THREE, church leaders must TOUCH the artist over extended periods of time. Worship practitioners are at heart, artists; those God’s designed as human-emotion-and-imagination specialists. Church leaders must not only understand this reality; they must see the value of emotional and imaginal intelligence, and how those dynamics sync with intellectual intelligence. Then they must appreciate the specialists (artists) who God has provided to lead the Church-gathered (in line with Scripture) into those contexts.


FOUR, HONOR the artist.  Honoring the art-maker is much different than flattering or pandering to them (or catering to them to simply exploit their talents for the sake of your ministry). Honoring them must be done in truth. Insincerity will be picked up immediately. They will feel used, and ultimately will be put off, and most often leave. To legitimately honor the artistic dimension of your congregation or ministry you must go public. The honoring dynamic submitted here is very similar to the biblical definition of praise—to publicly acknowledge the value and virtues of the person and their work. Anything else will encourage some sort of vain conceit or selfish ambition in the artist or the discipler (see Philippians 2:3; or James 3:14, 16).

Rather we encourage true and honest appreciation of the person’s creative capacities and honed skills. If a potential discipler holds an honest appreciation for an artist’s capacities and skills, they will find public places and times where honoring them is natural, balanced, and appropriate.

FIVE, ENCOURAGE the artists around you. The tragic truth is most artists are not encouraged by the churches they attend! However, when one realizes the biblical purpose for artistic expression specialists (like Bezalel and Oholiab; Ex 35:30-36:3) to create the environments of worship wherein believers touch the transcendent mysterious reality of interaction with God, they will encourage artists.

Artistic Christians must be encouraged to carry out their artistic stewardships in their congregations. They must be loved into applying their artistic skills creatively to the life of their local parish. But that will not happen unless leadership invites them. Therefore church and mission leaders must become proactive at encouraging artist-believers to get involved. Prayerfully ask the LORD to give you meaningful, legitimate ways to encourage these creatives; and you will gather artists to you and ministry context.

SIX, RESOURCE artists. In order to see artistic Christians become more productive as general believers, and as specialized Kingdom servants in our churches and missions work, Christian leadership must resource them in at least five ways:

  1. Ministry Vision

  2. Pastoral Permission

  3. Direct Discipleship

  4. Ministry Structures

  5. Finances.

These resource areas are key to envisioning and enabling artistic-ministry-initiators to actually venture out in ministry—especially into the community at large.
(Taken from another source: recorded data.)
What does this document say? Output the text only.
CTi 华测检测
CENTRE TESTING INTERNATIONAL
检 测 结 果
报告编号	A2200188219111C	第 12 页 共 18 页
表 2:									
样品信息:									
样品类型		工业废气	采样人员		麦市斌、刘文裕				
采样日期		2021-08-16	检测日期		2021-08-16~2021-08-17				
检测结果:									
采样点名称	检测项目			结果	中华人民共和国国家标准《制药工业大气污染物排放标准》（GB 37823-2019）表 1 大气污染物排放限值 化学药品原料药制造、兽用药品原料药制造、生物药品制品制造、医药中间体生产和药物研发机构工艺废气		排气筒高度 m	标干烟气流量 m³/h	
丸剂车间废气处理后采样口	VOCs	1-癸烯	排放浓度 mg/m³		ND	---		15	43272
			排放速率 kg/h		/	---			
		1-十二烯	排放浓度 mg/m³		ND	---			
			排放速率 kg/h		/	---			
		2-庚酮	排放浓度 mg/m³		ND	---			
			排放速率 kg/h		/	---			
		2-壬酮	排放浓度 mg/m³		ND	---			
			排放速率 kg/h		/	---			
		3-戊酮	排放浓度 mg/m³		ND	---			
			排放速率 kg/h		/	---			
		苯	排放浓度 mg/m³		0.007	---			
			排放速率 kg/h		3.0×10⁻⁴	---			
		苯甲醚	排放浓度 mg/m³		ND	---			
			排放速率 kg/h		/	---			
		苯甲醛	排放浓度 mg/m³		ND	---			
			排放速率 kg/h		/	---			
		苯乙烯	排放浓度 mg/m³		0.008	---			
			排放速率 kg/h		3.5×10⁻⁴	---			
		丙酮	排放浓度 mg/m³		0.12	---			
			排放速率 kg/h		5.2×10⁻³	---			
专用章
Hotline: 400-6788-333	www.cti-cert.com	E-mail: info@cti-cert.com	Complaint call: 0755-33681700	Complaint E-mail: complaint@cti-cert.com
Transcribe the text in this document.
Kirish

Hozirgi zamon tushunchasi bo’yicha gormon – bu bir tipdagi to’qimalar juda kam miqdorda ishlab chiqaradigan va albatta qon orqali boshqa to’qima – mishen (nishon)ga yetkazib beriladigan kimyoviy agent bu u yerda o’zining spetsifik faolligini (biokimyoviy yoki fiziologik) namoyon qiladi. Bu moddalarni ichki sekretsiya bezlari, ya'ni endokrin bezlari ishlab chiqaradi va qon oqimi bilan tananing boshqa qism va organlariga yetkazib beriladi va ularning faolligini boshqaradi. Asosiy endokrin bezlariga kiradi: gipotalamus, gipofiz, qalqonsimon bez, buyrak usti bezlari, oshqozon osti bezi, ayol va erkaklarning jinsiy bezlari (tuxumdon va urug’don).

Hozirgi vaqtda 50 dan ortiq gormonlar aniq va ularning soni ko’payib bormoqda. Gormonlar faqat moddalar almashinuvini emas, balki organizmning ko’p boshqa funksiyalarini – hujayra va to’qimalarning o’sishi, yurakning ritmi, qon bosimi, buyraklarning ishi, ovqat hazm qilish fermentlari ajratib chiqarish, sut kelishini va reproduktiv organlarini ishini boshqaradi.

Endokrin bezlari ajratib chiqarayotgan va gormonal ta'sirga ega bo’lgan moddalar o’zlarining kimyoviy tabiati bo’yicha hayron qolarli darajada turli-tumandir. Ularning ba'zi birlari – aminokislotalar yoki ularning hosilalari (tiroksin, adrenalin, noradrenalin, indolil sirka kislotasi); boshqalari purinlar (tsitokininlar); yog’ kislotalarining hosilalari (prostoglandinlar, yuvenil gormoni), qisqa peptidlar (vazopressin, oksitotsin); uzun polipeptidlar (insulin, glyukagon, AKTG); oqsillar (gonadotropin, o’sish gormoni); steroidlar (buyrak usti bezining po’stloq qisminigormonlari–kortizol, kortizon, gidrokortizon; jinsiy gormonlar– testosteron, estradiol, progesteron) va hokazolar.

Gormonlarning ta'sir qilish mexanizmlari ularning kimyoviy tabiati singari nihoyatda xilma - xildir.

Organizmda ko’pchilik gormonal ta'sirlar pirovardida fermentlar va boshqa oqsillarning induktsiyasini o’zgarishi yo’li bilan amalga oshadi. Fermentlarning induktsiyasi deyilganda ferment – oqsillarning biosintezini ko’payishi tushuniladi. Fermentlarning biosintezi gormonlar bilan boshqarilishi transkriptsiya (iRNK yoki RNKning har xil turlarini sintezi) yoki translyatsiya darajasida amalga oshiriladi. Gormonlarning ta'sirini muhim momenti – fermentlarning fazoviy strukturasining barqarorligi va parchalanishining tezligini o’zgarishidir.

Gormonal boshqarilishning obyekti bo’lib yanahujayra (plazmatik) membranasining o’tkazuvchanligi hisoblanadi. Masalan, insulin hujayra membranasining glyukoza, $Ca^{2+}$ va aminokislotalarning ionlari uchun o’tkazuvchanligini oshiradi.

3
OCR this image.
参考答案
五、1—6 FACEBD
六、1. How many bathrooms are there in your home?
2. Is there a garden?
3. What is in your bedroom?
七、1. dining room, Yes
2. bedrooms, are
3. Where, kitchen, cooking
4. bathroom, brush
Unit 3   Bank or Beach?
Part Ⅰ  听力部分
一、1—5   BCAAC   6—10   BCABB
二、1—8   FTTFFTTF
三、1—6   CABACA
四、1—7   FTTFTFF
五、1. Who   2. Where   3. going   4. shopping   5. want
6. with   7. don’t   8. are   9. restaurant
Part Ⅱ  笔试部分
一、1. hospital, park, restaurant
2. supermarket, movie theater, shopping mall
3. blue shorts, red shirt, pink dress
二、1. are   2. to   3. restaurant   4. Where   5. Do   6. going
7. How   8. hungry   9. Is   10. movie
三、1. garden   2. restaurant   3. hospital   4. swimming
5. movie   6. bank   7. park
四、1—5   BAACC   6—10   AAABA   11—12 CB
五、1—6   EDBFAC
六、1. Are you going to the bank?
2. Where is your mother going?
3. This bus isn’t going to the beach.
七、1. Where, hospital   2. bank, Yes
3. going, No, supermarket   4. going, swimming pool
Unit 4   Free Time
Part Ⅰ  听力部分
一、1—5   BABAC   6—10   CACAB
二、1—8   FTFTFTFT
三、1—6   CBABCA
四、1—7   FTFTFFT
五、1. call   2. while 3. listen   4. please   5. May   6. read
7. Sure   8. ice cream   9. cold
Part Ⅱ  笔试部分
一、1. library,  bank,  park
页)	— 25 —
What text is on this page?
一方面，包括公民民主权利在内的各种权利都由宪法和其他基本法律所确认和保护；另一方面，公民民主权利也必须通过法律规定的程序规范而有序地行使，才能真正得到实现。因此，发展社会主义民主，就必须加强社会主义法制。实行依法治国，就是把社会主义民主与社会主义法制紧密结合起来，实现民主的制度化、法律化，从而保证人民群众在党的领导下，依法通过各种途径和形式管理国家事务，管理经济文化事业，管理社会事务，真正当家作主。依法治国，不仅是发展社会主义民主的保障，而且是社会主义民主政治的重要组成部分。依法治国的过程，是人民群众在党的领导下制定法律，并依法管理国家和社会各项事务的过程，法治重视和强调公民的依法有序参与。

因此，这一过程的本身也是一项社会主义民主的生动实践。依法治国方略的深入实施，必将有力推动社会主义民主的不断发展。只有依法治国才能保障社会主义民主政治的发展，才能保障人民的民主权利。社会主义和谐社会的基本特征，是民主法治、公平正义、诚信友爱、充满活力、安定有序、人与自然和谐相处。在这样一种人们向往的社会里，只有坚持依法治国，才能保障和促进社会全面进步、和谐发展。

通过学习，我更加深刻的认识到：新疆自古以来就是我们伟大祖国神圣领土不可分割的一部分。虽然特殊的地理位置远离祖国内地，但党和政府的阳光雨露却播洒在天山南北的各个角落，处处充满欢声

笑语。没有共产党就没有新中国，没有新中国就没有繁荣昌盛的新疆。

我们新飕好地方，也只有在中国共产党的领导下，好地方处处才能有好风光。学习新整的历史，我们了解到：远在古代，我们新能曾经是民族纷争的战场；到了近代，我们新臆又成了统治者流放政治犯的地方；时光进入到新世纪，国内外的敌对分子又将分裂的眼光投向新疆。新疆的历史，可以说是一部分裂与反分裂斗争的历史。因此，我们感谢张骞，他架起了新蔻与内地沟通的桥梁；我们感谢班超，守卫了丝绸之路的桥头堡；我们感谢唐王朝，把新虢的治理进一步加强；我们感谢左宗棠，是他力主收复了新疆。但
Regretfully very few artistic Christians become the recipients of such a GATHERing embrace. But if you do repeatedly and prayerfully practice efforts to GROW your group of artists, ADVOCATE for artistic Christians, TOUCH artists regularly and legitimately, HONOR artists for the beauty of their role in leading others into touching the transcendent things of God and life, ENCOURAGE them to move forward in their biblical assignment to work out their God-designed artistic assignments (Phil 2:12-13), and RESOURCE them with Ministry Vision, Pastoral Permission, Direct Discipleship, Ministry Structures, and Finances; then you will disciple scores of worship leaders, who will in turn dynamically release God’s truth, beauty, goodness, and forgiveness in ways most congregations and ministries dream about, but only a few seem to accomplish.